‘Geen details, gewoon een groot ding erin zetten – daar komt het eigenlijk op neer’, aldus Geert van de Camp over zijn beeld Lof der Zotheid, dat hij in 1989 plaatste langs de Burgemeester Van Walsumweg. Goed, Observatorium, de kunstenaarsgroep waartoe Geert later zou toetreden, bestond nog niet, maar van bescheidenheid en schaalvrees was ook toen al geen sprake. Een kunstwerk van Observatorium is meestal een groot ding, er valt weinig detaillering te bespeuren, de uitstraling is doorgaans krachtig, de vorm present, en misschien zelfs een beetje arrogant. Maar hee, wie wil er nou niet worden gezien. Even aanmatigend is de belofte die het kunstbedrijf aan opdrachtgevers meegeeft: leuk die geplande gebiedsontwikkeling van jullie, fijn die aanstaande herinrichting van polders of havengebieden, een dikke pluim voor jullie plannen iets van deze rivier of dat stadspark te maken, maar begin nou ’s eerst met de kunst. Met ons dus. Laat ons even aan het werk en ons kunstwerk zal jullie geen windeieren leggen. Wij leggen de aandacht alvast daar waar ie thuishoort, wij nemen jullie tekentafelzones alvast in gebruik, en wij garanderen bezoekers nieuwe vergezichten. ‘Eerst kunst, dan stedenbouw’, zo luidt de bedrijfsideologie.

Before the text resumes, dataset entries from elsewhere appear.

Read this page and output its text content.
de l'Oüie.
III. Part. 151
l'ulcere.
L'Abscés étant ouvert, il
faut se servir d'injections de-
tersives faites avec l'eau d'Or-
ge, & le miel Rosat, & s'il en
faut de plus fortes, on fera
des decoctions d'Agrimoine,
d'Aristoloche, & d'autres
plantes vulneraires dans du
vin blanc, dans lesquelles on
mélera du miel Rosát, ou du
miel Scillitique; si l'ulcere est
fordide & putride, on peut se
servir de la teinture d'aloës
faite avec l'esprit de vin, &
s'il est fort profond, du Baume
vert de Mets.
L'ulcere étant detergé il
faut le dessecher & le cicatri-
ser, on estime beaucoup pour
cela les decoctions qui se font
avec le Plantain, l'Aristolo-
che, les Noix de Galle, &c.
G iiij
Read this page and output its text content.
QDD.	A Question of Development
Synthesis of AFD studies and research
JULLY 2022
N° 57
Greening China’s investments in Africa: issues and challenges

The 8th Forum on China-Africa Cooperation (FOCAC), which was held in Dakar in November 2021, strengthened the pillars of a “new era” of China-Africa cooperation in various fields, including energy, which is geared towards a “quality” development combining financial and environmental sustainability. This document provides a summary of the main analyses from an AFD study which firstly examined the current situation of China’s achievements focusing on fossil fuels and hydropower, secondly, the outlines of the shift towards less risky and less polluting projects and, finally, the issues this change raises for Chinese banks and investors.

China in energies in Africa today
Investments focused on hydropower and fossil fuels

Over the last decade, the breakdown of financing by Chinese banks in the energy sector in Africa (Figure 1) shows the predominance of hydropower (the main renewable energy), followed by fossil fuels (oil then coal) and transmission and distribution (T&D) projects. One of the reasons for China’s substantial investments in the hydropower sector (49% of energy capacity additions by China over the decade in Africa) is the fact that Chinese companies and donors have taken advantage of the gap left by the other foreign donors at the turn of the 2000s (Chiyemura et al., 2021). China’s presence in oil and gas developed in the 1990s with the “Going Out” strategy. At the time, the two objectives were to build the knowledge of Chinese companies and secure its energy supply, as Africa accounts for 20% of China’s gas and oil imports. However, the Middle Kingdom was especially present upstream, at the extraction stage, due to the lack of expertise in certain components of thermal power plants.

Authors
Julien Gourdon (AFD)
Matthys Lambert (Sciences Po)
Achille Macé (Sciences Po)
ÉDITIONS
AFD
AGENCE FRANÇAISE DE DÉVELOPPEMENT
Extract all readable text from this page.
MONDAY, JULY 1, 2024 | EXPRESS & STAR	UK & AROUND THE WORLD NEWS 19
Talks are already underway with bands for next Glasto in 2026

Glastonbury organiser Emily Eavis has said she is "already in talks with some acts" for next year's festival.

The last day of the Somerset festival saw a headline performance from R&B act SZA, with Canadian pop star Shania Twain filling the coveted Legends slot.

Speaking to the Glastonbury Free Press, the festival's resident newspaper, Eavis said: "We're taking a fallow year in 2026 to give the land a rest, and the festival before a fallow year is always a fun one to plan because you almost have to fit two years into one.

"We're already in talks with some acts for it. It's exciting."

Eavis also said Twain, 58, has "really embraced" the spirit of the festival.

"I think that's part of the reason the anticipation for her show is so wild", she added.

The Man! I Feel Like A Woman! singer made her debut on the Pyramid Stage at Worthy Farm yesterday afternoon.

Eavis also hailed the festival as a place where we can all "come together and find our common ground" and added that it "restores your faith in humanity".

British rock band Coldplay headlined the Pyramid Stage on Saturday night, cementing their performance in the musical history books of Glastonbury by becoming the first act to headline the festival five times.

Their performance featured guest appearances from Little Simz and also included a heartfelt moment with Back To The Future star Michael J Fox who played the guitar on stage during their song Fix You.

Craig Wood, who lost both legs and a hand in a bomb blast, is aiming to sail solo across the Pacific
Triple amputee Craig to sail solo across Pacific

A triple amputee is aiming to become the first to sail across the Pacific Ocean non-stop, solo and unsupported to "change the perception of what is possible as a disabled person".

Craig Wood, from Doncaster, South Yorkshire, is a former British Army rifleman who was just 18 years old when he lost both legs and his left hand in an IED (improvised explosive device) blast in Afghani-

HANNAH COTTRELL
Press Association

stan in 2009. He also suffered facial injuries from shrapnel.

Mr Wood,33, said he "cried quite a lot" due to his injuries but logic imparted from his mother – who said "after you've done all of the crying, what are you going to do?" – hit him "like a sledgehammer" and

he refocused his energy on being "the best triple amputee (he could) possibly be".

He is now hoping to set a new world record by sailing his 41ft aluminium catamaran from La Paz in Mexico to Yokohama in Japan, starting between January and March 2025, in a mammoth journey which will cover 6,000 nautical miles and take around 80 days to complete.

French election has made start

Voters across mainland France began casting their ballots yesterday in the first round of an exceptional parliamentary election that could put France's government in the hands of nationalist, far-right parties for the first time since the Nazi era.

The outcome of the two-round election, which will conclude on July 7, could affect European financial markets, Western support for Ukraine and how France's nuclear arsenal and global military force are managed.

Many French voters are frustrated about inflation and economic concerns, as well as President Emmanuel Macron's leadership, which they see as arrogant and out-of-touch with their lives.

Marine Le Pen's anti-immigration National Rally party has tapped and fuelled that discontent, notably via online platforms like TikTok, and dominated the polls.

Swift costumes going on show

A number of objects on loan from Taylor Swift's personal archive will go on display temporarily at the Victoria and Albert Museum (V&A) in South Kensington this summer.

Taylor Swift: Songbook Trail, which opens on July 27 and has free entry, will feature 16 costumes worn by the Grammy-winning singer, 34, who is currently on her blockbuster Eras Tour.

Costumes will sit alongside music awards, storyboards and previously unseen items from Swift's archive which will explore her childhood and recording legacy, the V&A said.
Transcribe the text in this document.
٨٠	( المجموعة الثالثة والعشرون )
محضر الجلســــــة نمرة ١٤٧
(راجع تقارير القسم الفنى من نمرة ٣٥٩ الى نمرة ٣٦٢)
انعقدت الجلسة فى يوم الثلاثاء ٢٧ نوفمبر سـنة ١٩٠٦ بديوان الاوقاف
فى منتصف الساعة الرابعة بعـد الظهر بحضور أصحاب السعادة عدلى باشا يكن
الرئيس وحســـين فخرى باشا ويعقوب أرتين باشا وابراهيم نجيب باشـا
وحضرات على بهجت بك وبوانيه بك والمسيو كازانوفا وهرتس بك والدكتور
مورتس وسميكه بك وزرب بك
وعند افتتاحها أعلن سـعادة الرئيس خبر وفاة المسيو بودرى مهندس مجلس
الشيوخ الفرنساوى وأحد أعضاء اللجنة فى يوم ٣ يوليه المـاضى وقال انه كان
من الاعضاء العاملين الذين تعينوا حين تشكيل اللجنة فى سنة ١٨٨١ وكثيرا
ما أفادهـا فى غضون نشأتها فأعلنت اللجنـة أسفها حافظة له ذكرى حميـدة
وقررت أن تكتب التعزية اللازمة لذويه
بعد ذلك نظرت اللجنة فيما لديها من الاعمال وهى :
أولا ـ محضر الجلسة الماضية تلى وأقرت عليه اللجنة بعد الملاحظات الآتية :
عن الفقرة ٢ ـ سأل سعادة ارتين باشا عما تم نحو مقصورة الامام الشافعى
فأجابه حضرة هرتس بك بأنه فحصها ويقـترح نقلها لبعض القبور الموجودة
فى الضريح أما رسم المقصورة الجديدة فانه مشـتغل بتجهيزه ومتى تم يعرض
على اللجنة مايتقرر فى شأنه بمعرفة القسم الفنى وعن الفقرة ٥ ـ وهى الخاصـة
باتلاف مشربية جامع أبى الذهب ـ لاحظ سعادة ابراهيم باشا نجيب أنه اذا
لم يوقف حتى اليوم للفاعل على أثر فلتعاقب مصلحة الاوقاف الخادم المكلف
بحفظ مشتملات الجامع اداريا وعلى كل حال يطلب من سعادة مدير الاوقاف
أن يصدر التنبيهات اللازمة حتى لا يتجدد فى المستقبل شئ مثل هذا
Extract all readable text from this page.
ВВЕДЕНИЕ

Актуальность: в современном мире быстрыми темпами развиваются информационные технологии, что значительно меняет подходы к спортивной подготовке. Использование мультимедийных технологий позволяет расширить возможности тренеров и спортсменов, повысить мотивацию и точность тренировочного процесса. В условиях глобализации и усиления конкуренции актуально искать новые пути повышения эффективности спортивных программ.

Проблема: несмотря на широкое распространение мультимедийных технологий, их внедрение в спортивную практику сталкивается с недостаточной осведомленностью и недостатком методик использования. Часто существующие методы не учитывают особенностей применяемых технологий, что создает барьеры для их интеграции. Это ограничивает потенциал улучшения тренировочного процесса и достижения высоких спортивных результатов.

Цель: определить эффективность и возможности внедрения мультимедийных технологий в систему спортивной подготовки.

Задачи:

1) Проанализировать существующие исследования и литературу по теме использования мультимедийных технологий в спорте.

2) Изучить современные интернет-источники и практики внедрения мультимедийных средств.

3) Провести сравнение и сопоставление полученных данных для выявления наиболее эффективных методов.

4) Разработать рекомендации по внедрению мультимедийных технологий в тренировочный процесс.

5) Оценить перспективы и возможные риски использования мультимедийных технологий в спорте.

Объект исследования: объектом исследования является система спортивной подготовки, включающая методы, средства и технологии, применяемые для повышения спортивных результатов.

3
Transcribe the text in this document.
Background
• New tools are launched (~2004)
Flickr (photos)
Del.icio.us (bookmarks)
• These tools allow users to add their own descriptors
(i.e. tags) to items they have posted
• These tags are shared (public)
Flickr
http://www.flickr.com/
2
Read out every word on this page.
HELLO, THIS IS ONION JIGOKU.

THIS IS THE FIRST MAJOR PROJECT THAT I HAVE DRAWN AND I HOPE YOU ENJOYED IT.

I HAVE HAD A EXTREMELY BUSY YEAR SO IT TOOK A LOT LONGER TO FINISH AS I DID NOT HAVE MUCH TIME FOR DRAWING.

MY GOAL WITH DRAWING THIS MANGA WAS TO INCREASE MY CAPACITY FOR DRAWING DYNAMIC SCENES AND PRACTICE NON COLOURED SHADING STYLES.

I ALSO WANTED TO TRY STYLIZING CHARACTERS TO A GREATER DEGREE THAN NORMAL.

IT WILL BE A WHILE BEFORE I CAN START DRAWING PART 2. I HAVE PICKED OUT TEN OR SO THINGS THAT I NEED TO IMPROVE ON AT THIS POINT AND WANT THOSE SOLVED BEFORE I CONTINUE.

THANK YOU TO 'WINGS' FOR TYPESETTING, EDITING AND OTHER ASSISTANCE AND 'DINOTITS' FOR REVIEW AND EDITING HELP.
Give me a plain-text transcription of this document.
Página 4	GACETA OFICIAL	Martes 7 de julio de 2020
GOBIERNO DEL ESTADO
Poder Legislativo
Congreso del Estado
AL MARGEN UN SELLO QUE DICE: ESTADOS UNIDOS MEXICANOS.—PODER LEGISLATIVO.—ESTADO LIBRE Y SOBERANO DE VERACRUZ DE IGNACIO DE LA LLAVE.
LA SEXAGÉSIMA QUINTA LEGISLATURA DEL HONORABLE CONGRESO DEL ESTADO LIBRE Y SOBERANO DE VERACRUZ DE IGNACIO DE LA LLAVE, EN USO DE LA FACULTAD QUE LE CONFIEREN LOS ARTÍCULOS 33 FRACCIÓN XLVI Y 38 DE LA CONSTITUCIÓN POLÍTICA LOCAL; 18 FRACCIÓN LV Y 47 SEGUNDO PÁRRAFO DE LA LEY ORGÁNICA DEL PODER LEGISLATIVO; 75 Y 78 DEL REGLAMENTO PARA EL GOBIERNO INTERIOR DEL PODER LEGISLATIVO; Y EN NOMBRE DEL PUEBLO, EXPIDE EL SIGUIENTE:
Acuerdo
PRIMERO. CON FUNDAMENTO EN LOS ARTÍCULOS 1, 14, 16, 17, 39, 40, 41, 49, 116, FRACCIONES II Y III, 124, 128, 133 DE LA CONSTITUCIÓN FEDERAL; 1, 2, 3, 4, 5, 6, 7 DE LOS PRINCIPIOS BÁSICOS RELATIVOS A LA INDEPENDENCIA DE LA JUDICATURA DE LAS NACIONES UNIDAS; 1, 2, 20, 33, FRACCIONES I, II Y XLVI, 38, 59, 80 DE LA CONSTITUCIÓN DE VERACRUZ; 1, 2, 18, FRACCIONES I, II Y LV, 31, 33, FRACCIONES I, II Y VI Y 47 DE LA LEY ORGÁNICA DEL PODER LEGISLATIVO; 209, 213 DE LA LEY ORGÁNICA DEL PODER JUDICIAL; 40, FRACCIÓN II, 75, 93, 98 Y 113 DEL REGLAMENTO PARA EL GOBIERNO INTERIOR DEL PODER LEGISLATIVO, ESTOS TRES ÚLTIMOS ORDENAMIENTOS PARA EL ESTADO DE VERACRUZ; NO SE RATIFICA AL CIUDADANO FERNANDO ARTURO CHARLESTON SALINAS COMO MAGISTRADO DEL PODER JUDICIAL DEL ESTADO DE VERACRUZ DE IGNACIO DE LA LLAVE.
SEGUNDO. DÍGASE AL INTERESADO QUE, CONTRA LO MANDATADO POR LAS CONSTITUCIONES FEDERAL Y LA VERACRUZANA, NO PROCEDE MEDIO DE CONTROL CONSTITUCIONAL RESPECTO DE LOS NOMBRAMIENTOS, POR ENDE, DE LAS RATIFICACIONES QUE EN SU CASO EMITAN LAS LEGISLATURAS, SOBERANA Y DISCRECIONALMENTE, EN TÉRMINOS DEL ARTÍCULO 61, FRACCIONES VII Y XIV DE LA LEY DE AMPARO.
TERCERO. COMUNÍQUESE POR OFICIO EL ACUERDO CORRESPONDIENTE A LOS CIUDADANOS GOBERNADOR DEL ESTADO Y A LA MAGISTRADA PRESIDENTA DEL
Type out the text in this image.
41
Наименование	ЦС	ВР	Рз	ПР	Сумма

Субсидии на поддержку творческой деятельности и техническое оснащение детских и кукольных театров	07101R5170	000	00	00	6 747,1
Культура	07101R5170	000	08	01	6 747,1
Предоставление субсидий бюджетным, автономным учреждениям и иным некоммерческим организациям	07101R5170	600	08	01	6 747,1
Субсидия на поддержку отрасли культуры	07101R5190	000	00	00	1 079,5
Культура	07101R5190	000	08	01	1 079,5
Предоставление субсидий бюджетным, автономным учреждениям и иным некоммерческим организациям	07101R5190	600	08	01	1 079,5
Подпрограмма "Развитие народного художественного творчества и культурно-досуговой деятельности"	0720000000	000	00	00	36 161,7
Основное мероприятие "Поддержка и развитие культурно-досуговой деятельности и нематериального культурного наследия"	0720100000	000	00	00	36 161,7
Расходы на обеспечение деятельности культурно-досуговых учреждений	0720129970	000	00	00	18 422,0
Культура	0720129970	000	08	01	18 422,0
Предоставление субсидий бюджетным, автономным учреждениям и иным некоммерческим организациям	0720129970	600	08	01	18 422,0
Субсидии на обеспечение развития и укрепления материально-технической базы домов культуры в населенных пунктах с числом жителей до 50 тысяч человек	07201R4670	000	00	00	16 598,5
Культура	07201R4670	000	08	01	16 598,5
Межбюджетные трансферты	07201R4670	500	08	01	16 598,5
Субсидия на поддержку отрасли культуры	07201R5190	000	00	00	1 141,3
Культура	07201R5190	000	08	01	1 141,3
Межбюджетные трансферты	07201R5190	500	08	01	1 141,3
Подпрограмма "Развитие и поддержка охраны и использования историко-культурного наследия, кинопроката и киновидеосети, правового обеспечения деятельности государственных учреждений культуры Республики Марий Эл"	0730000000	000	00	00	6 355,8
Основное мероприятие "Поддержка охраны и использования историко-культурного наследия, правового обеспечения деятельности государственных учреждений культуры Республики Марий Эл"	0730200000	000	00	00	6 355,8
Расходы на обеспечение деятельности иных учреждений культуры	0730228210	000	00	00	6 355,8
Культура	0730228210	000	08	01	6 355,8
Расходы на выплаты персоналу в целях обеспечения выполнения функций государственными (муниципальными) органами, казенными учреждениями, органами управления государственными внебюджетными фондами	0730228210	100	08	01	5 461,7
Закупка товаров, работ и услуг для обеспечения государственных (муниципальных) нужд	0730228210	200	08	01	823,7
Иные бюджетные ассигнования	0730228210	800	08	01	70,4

Die opvatting heeft ook Observatorium geen windeieren gelegd, want sinds 2001 heeft een gestage stroom observatoria de burger bereikt: van de duinen op de tweede Maasvlakte tot de versteende dennenwouden van het Siberische Toengoeska – overal loopt de argeloze backpacker of dagjesmens de kans een bouwwerk van Rotterdamse makelij aan te treffen – bouwwerken die vooruitlopen op iets dat nog moet komen.

Het gezelschap laat zich inspireren door een mooi pre-industrieel fenomeen: het observatorium – al eeuwen lang creëren we plaatsen waar het universum kan worden bestudeerd, en waar we over onszelf en onze plek in de wereld kunnen nadenken. Of zoals de kunstenaars het zelf omschrijven in hun fraaie overzichtswerk Big Pieces Of Time (2010): ‘Observatorium wil mensen helpen hun dagelijkse beslommeringen even op te schorten, hun omgeving op zich in te laten werken, en ja, hun planeet te leren kennen’. Dat is mooi. Observatorium biedt uitzicht, in de hoop dat wij, eenvoudige stervelingen, tot inzicht geraken.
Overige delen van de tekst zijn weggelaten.